One distinctive feature of the local landscape that we suspected Tolkien must have visited is the Aareschlucht, a mile-long gorge, very deep and narrow, with a river running through it. (See left.) One goes through it along a wooden walkway.  The Aareschlucht has been open to visitors since 1888.

Alex said that the gorge reminded him of Sarn Gebir, the rapids that the Fellowship encounter before reaching the Argonath. And perhaps this was Tolkien’s inspiration for that stretch of the Anduin.

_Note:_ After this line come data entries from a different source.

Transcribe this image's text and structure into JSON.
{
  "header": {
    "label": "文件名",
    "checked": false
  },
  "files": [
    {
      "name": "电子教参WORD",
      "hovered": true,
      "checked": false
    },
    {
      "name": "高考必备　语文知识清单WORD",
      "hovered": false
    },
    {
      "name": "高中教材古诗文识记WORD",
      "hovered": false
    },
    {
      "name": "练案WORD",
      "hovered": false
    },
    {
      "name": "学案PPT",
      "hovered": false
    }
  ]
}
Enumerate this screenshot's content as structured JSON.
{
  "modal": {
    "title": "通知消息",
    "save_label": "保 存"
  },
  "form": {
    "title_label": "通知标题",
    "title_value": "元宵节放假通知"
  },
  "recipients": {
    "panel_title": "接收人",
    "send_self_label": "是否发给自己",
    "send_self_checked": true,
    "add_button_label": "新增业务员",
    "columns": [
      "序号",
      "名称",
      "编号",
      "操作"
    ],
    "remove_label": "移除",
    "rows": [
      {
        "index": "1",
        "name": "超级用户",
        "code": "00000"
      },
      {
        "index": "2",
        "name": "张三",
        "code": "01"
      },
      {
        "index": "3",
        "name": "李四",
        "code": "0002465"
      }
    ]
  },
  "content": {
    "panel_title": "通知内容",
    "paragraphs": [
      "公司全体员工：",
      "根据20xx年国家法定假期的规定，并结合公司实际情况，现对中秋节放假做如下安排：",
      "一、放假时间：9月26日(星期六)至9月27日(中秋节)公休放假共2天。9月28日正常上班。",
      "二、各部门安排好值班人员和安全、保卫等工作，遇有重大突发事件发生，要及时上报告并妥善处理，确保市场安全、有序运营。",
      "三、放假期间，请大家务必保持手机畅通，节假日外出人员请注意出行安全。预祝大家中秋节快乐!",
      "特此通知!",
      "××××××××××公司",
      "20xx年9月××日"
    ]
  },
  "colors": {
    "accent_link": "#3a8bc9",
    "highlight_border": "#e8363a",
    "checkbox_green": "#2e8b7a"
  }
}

After visiting the Aareschlucht, we deviated from Tolkien’s path for a time, taking the train to Thun, a town with a beautifully preserved medieval-era castle. We then took another train southward through a beautiful gorge that Tolkien’s group definitely saw as he (and we) approached Zermatt.

The Matterhorn

Zermatt is famous mainly as the home of the Matterhorn. Going up to the viewing area at the top of a steep train ride, one can see not only it but also 29 peaks of over 4,000 meters in  height. But with its distinctive, jagged shape, the Matterhorn is definitely the star of the show.

After admiring it and its surroundings for a while, we traveled two stops down on the train to visit a lovely glacial lake that reflects the mountain beautifully. (See below.) Again we lucked out on the weather. Yes, as the picture shows, there was literally not a cloud in the sky that day. It was warm enough for us to unzip our jackets, and barely a breath of wind disturbed the surface of the lake. Mirrormere (Kheled-zâram)? Again, Tolkien doesn’t specify any inspiration, but that’s what we were thinking of.

The next day we took the famous Glacier Express from Zermatt, in far southwestern Switzerland, to Chur, in the east. For a while we went through towns mentioned by Tolkien: St. Niklaus, Visp, and Brig. Unfortunately where Tolkien’s group hiked over the Grimsell Pass, we went under it through a tunnel. And while he went on to hike the Aletsch glacier, this was one sight that we missed; from the train, it was hidden by mountains.

But in parting ways with Tolkien, we were not betraying the mission of our tour. Chur is the town nearest the village of Jenins, where on October 4 the Greisinger Museum, housing the largest private collection of Tolkien artworks, collectibles, and books in the world, opened. Our visit to the museum and the tour we received from its hospitable owner, Bernd Greisinger, deserve a post all to themselves. Coming soon!

If you’ve always wanted to follow in Tolkien’s footsteps through the Alps, or if my photos and description inspire such a goal, you’re in luck. Greg is making the tour a regular Alpenwild offering. Already two tours are scheduled for 2014. These will require a minimum number of participants, albeit a relatively low one, so tell your friends. The price may seem a bit high, but we did travel in very comfortable conditions: four-star hotels, excellent meals, and on some days vehicles to take our luggage on to our next hotels. I was a little nervous about the amount of hiking required, but it turned out not to be terribly demanding.  I think anyone in reasonably fit condition would be capable of keeping up.